En contre-jour dans l’encadrement d’une porte, une jeune fille évolue avec grâce dans une robe de sa création. Il s’agit d’Eloise (Thomasin McKenzie, que Wright a repérée dans le film Leave No Trace de Debra Granik), passionnée par le stylisme et obsédée par les années soixante. Élevée par sa grand-mère après la mort tragique de sa mère, Eloïse quitte sa petite ville pour partir faire ses études à Londres. Sympathiser avec des camarades snobs et superficielles n’est pas simple, au point qu’elle préfère quitter sa résidence universitaire pour louer une chambre chez la vénérable Madame Collins (Diana Rigg). Mais dès sa première nuit dans les lieux, elle est transportée comme par magie dans un monde alternatif : le Londres de 1966. Là, elle suit les pas de Sandie (Anya Taylor-Joy, découverte par Wright dans The Witch et passée depuis à la postérité grâce à la série Le Jeu de la dame). Cette apprentie chanteuse tente de se frayer une carrière dans la jungle des night-clubs de la ville. Les rêves d’Eloïse semblent si réels qu’elle jurerait voyager chaque nuit dans un passé bien tangible. Peu à peu, cette vie parallèle nocturne déteint sur sa vie réelle et finit par la faire basculer dans le pire des cauchemars…

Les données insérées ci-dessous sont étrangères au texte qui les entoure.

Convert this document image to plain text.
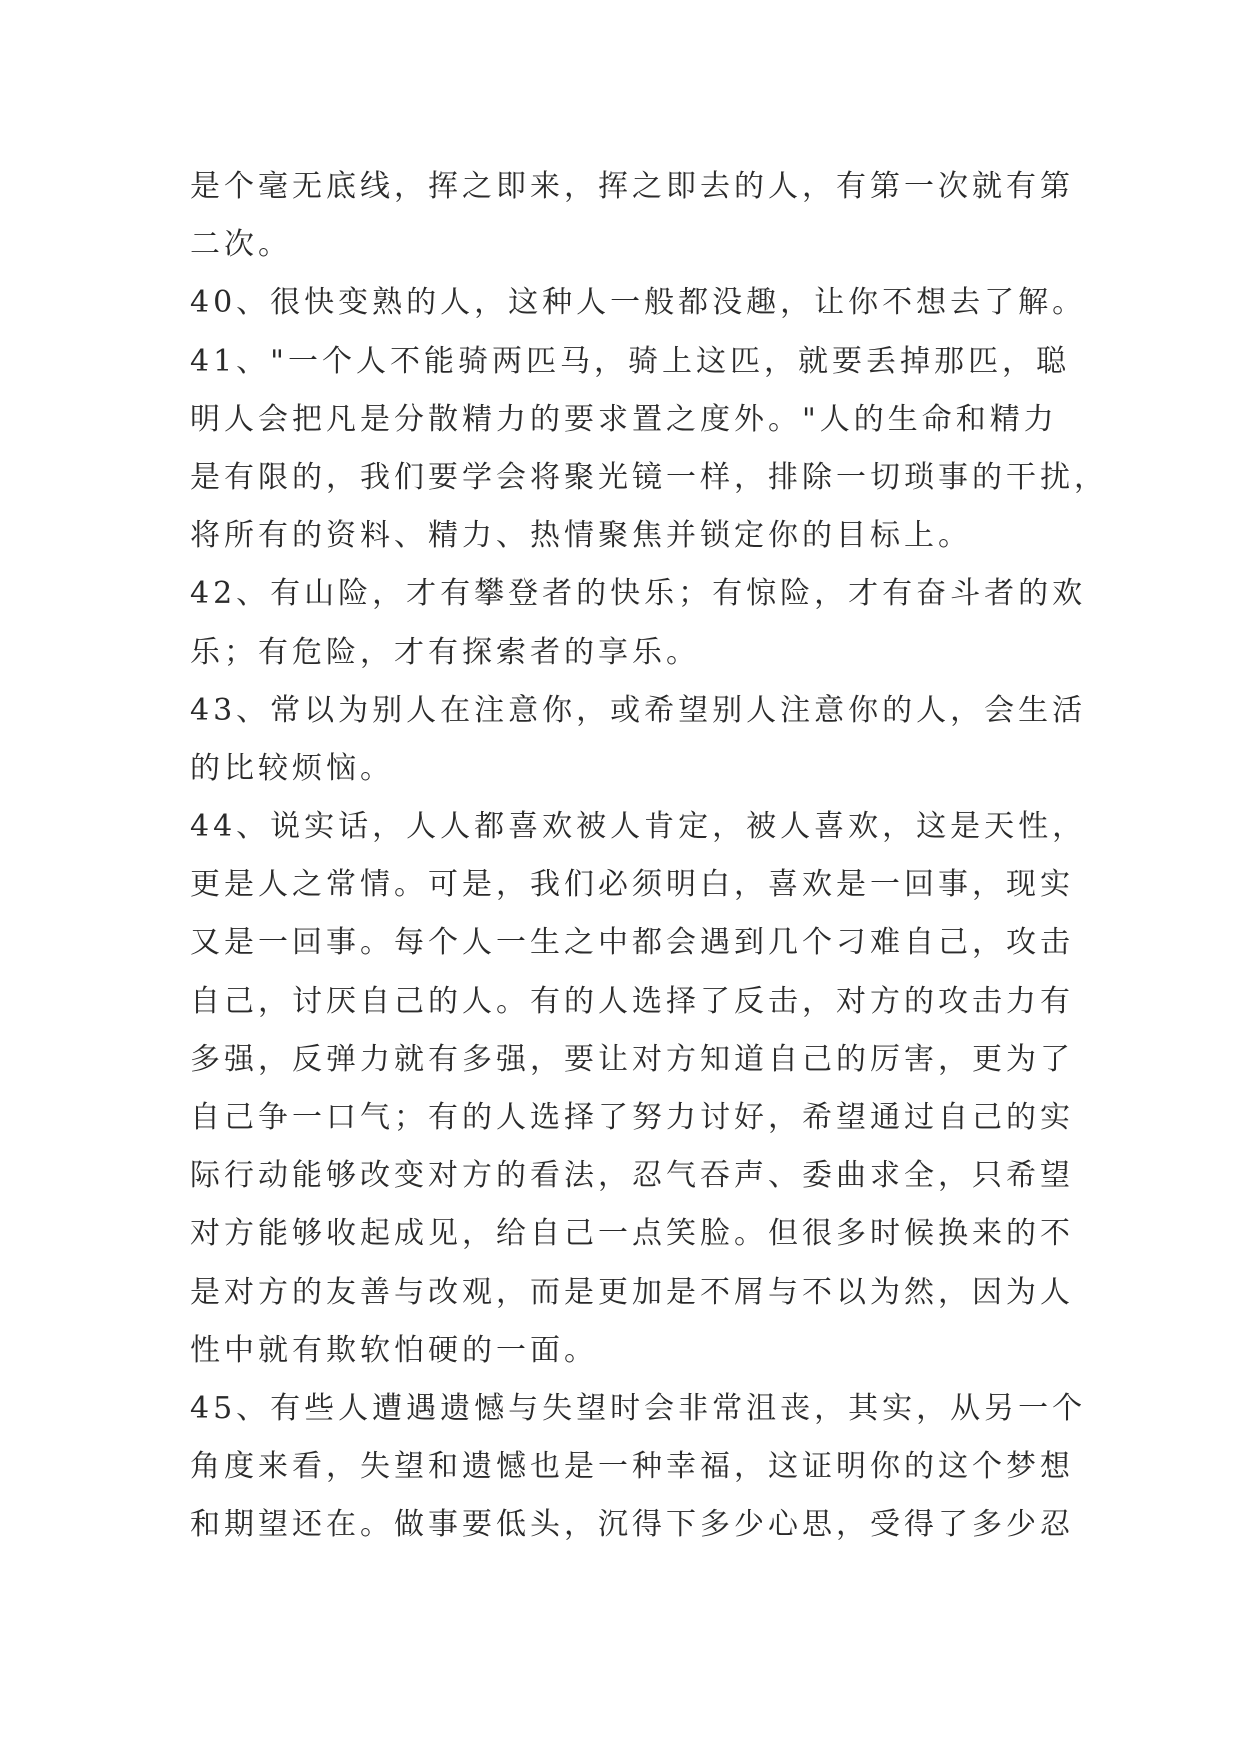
是个毫无底线，挥之即来，挥之即去的人，有第一次就有第
二次。
40、很快变熟的人，这种人一般都没趣，让你不想去了解。
41、"一个人不能骑两匹马，骑上这匹，就要丢掉那匹，聪
明人会把凡是分散精力的要求置之度外。"人的生命和精力
是有限的，我们要学会将聚光镜一样，排除一切琐事的干扰，
将所有的资料、精力、热情聚焦并锁定你的目标上。
42、有山险，才有攀登者的快乐；有惊险，才有奋斗者的欢
乐；有危险，才有探索者的享乐。
43、常以为别人在注意你，或希望别人注意你的人，会生活
的比较烦恼。
44、说实话，人人都喜欢被人肯定，被人喜欢，这是天性，
更是人之常情。可是，我们必须明白，喜欢是一回事，现实
又是一回事。每个人一生之中都会遇到几个刁难自己，攻击
自己，讨厌自己的人。有的人选择了反击，对方的攻击力有
多强，反弹力就有多强，要让对方知道自己的厉害，更为了
自己争一口气；有的人选择了努力讨好，希望通过自己的实
际行动能够改变对方的看法，忍气吞声、委曲求全，只希望
对方能够收起成见，给自己一点笑脸。但很多时候换来的不
是对方的友善与改观，而是更加是不屑与不以为然，因为人
性中就有欺软怕硬的一面。
45、有些人遭遇遗憾与失望时会非常沮丧，其实，从另一个
角度来看，失望和遗憾也是一种幸福，这证明你的这个梦想
和期望还在。做事要低头，沉得下多少心思，受得了多少忍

Les deux visages de la peur
Soucieux de décrire Londres comme un endroit à la fois attirant et terrifiant, Edgar Wright fait presque de la ville un personnage à part entière. Si la direction artistique du film est remarquable, la virtuosité du cinéaste atteint des sommets de fulgurance lors de ces incroyables séquences oniriques où Eloïse et Sandie cohabitent dans le même espace, chacune restant coincée dans son époque, jusqu’à fusionner furtivement lors des moments les plus intenses. Il est longtemps difficile pour le spectateur de comprendre s’il a affaire à de simples rêves, des hallucinations, des sauts surnaturels dans le passé ou une sorte de « prémonition à rebours ». Toujours est-il que le phénomène est troublant et vertigineux. Et lorsque la fascination cède le pas à la terreur, l’esthétique du giallo finit par s’inviter dans la mise en scène de Wright. Garnissant sa bande originale de clins d’œil musicaux aux swinging sixties qui évitent les standards trop évidents, Last Night in Soho réserve aussi des rôles de choix à quelques icônes des années soixante, notamment Terence Stamp et Diana Rigg. Ce sera le dernier rôle de l’inoubliable interprète d’Emma Peel, décédée après la fin de la production. D’où la dédicace en exergue que lui offre le film : « à Diana ». Avec la disparition de l’héroïne de Chapeau melon et bottes de cuir et Au service secret de Sa Majesté, une page d’histoire se tourne, une époque révolue semble s’éteindre. Époque à laquelle Edgar Wright rend ici un hommage d’autant plus précieux.